RESULTS: At baseline, the mean ± SD age was 27.5 ± 3.6 years in the RO+ group and 27.9 ± 4.1 years in the RO- group (P = 0.65), and the mean ± SD weights were 101.2 ± 9.5 kg and 105.0 ± 14.6 kg, respectively (P = 0.13). Baseline AMH concentrations showed significant differences between RO+ and RO- women (median and interquartile range [IQR] 4.7 [3.2; 8.3] versus 7.2 [5.3; 10.8] ng/ml, respectively). Baseline androgen concentrations did not differ between the two groups. During and after lifestyle intervention, both groups showed weight loss; changes in 11OHA4 were significantly different between the RO+ and RO groups (P-value for interaction = 0.03). There was a similar trend for SHBG (interaction P-value = 0.07), and DHEA-S (interaction P-value = 0.06), with the most pronounced differences observed in the first 3 months. Other parameters, such as AMH and FAI, decreased over time but with no difference between the groups.

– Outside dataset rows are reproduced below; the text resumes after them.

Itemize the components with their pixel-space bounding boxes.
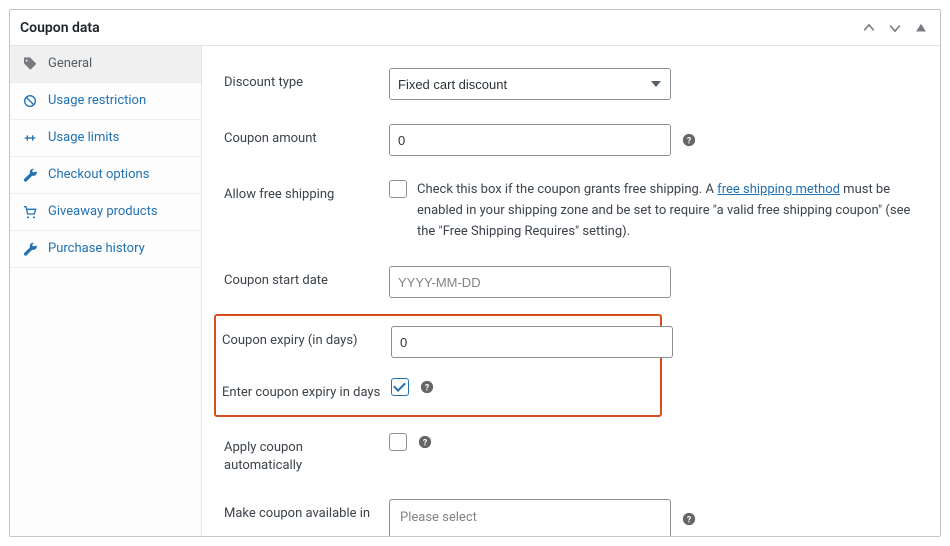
- tab-label: Giveaway products: [48, 204, 158, 220]
- label-available-in: Make coupon available in: [224, 499, 389, 523]
- available-in-select[interactable]: Please select: [389, 499, 671, 536]
- svg-text:?: ?: [425, 384, 430, 394]
- tab-label: Usage limits: [48, 130, 119, 146]
- tag-icon: [22, 56, 38, 72]
- tab-label: Checkout options: [48, 167, 149, 183]
- wrench-icon: [22, 241, 38, 257]
- coupon-amount-input[interactable]: [389, 124, 671, 156]
- tab-label: Usage restriction: [48, 93, 146, 109]
- tab-checkout-options[interactable]: Checkout options: [10, 157, 201, 194]
- label-coupon-amount: Coupon amount: [224, 124, 389, 148]
- svg-text:?: ?: [687, 137, 692, 147]
- field-allow-free-shipping: Allow free shipping Check this box if th…: [224, 170, 922, 256]
- tab-label: Purchase history: [48, 241, 145, 257]
- coupon-data-panel: Coupon data General: [9, 9, 941, 537]
- cart-icon: [22, 204, 38, 220]
- label-enter-expiry-days: Enter coupon expiry in days: [222, 378, 391, 402]
- expiry-highlight-box: Coupon expiry (in days) Enter coupon exp…: [214, 314, 662, 416]
- help-icon[interactable]: ?: [417, 434, 433, 450]
- move-down-icon[interactable]: [886, 19, 904, 37]
- limits-icon: [22, 130, 38, 146]
- tabs-sidebar: General Usage restriction Usage limits C…: [10, 46, 202, 536]
- free-shipping-description: Check this box if the coupon grants free…: [417, 180, 922, 242]
- panel-title: Coupon data: [20, 20, 100, 36]
- label-start-date: Coupon start date: [224, 266, 389, 290]
- help-icon[interactable]: ?: [681, 511, 697, 527]
- apply-auto-checkbox[interactable]: [389, 433, 407, 451]
- label-apply-auto: Apply coupon automatically: [224, 433, 389, 475]
- collapse-toggle-icon[interactable]: [912, 19, 930, 37]
- svg-text:?: ?: [687, 515, 692, 525]
- panel-body: General Usage restriction Usage limits C…: [10, 46, 940, 536]
- tab-purchase-history[interactable]: Purchase history: [10, 231, 201, 268]
- ban-icon: [22, 93, 38, 109]
- free-shipping-checkbox[interactable]: [389, 180, 407, 198]
- wrench-icon: [22, 167, 38, 183]
- expiry-days-input[interactable]: [391, 326, 673, 358]
- field-coupon-amount: Coupon amount ?: [224, 114, 922, 170]
- label-free-shipping: Allow free shipping: [224, 180, 389, 204]
- tab-label: General: [48, 56, 92, 72]
- panel-actions: [860, 19, 930, 37]
- field-enter-expiry-days: Enter coupon expiry in days ?: [222, 368, 652, 404]
- field-expiry-days: Coupon expiry (in days): [222, 322, 652, 368]
- label-expiry-days: Coupon expiry (in days): [222, 326, 391, 350]
- label-discount-type: Discount type: [224, 68, 389, 92]
- tab-usage-limits[interactable]: Usage limits: [10, 120, 201, 157]
- tab-general[interactable]: General: [10, 46, 201, 83]
- move-up-icon[interactable]: [860, 19, 878, 37]
- tab-usage-restriction[interactable]: Usage restriction: [10, 83, 201, 120]
- enter-expiry-days-checkbox[interactable]: [391, 378, 409, 396]
- svg-text:?: ?: [423, 438, 428, 448]
- discount-type-select[interactable]: Fixed cart discount: [389, 68, 671, 100]
- field-start-date: Coupon start date: [224, 256, 922, 312]
- start-date-input[interactable]: [389, 266, 671, 298]
- panel-header: Coupon data: [10, 10, 940, 46]
- tab-giveaway-products[interactable]: Giveaway products: [10, 194, 201, 231]
- help-icon[interactable]: ?: [681, 132, 697, 148]
- general-settings: Discount type Fixed cart discount Coupon…: [202, 46, 940, 536]
- help-icon[interactable]: ?: [419, 379, 435, 395]
- field-apply-auto: Apply coupon automatically ?: [224, 423, 922, 489]
- field-discount-type: Discount type Fixed cart discount: [224, 58, 922, 114]
- free-shipping-method-link[interactable]: free shipping method: [717, 182, 840, 197]
- field-available-in: Make coupon available in Please select ?: [224, 489, 922, 536]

CONCLUSIONS: No high-resolution transvaginal ultrasonography was used to confirm ovulatory status at the end of the lifestyle program. The small sample size may limit the robustness of the results.
CONCLUSIONS: Reduction of androgen concentrations during and after lifestyle intervention is associated with recovery of ovulatory cycles. If our results are confirmed in other studies, androgen concentrations could be monitored during lifestyle intervention to provide individualized recommendations on the timing of resumption of ovulation in anovulatory women with PCOS and obesity.
BACKGROUND: The study was supported by a grant from ZonMw, the Dutch Organization for Health Research and Development (50-50110-96-518). The Department of Obstetrics and Gynecology of the UMCG received an unrestricted educational grant from Ferring Pharmaceuticals BV, The Netherlands. A.H. reports consultancy for the development and implementation of a lifestyle App MyFertiCoach developed by Ferring Pharmaceutical Company. All other authors have no conflicts to declare.
BACKGROUND: The LIFEstyle RCT was registered at the Dutch trial registry (NTR 1530).